Language Model Personalization via Reward Factorization

Paper · arXiv 2503.06358 · Published March 8, 2025

Modern large language models (LLMs) are optimized for human-aligned responses using Reinforcement Learning from Human Feedback (RLHF). However, existing RLHF approaches assume a universal preference model and fail to account for individual user preferences, limiting their effectiveness in personalized applications. We introduce a framework that extends RLHF to enable user personalization by leveraging the assumption that user preferences lie in a low-dimensional space. Instead of training a separate model per user, we represent user-specific rewards as a linear combination of base reward functions. Using only 10 user responses, our method can infer user-specific rewards and align LLM outputs accordingly.

In PReF, we first collect preference data in which each pair of responses to the same prompt is annotated with the user’s preference (i.e., which response is preferred) and the user’s identity. We use this dataset to learn the base reward functions. Once the base reward functions are determined, the next step is to infer the coefficients for each new user. To achieve this, we generate a sequence of questions and a pair of responses and ask the user to indicate which response they prefer. Based on the responses, we estimate the user coefficients and, thus, its specific reward function.

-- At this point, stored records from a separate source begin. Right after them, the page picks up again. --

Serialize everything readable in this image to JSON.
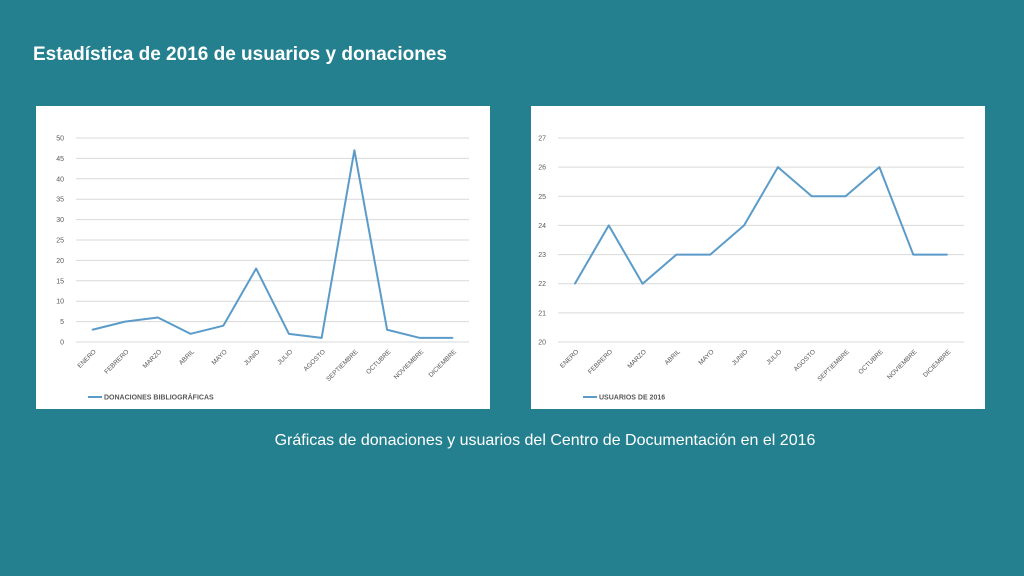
{
  "slide": {
    "title": "Estadística de 2016 de usuarios y donaciones",
    "caption": "Gráficas de donaciones y usuarios del Centro de Documentación en el 2016"
  },
  "colors": {
    "background": "#24808f",
    "panel": "#ffffff",
    "line": "#5b9bc9",
    "grid": "#d9d9d9",
    "axis_text": "#595959"
  },
  "chart_data": [
    {
      "type": "line",
      "categories": [
        "ENERO",
        "FEBRERO",
        "MARZO",
        "ABRIL",
        "MAYO",
        "JUNIO",
        "JULIO",
        "AGOSTO",
        "SEPTIEMBRE",
        "OCTUBRE",
        "NOVIEMBRE",
        "DICIEMBRE"
      ],
      "series": [
        {
          "name": "DONACIONES BIBLIOGRÁFICAS",
          "values": [
            3,
            5,
            6,
            2,
            4,
            18,
            2,
            1,
            47,
            3,
            1,
            1
          ]
        }
      ],
      "ylim": [
        0,
        50
      ],
      "yticks": [
        0,
        5,
        10,
        15,
        20,
        25,
        30,
        35,
        40,
        45,
        50
      ],
      "grid": true,
      "legend": "bottom-left"
    },
    {
      "type": "line",
      "categories": [
        "ENERO",
        "FEBRERO",
        "MARZO",
        "ABRIL",
        "MAYO",
        "JUNIO",
        "JULIO",
        "AGOSTO",
        "SEPTIEMBRE",
        "OCTUBRE",
        "NOVIEMBRE",
        "DICIEMBRE"
      ],
      "series": [
        {
          "name": "USUARIOS DE 2016",
          "values": [
            22,
            24,
            22,
            23,
            23,
            24,
            26,
            25,
            25,
            26,
            23,
            23
          ]
        }
      ],
      "ylim": [
        20,
        27
      ],
      "yticks": [
        20,
        21,
        22,
        23,
        24,
        25,
        26,
        27
      ],
      "grid": true,
      "legend": "bottom-left"
    }
  ]
}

The challenge in estimating the user’s coefficients is to do so with a minimum number of questions presented to the user. To do so, we adopt an active learning approach where the sequence of answers is adaptive to the user, meaning that the questions are selected based on the user’s prior responses to efficiently refine their preference model. Specifically, we select a question and responses that minimize the uncertainty of the user’s coefficients. We adapt and extend results from the logistic bandit literature to efficiently compute uncertainty scores of response pairs. Using our method, we can determine the user coefficients using only 10-20 questions.

Once the user-specific reward function has been identified, the next step is to align the LLM to it. We leverage recent advances in inference-time alignment methods (Han et al., 2024; Yang et al., 2024b; Rame et al., 2024) that can generate reward-aligned responses from an LLM at deployment without modifying the weights of the LLM. This allows for efficient, scalable adaptation to individual users without requiring costly model updates.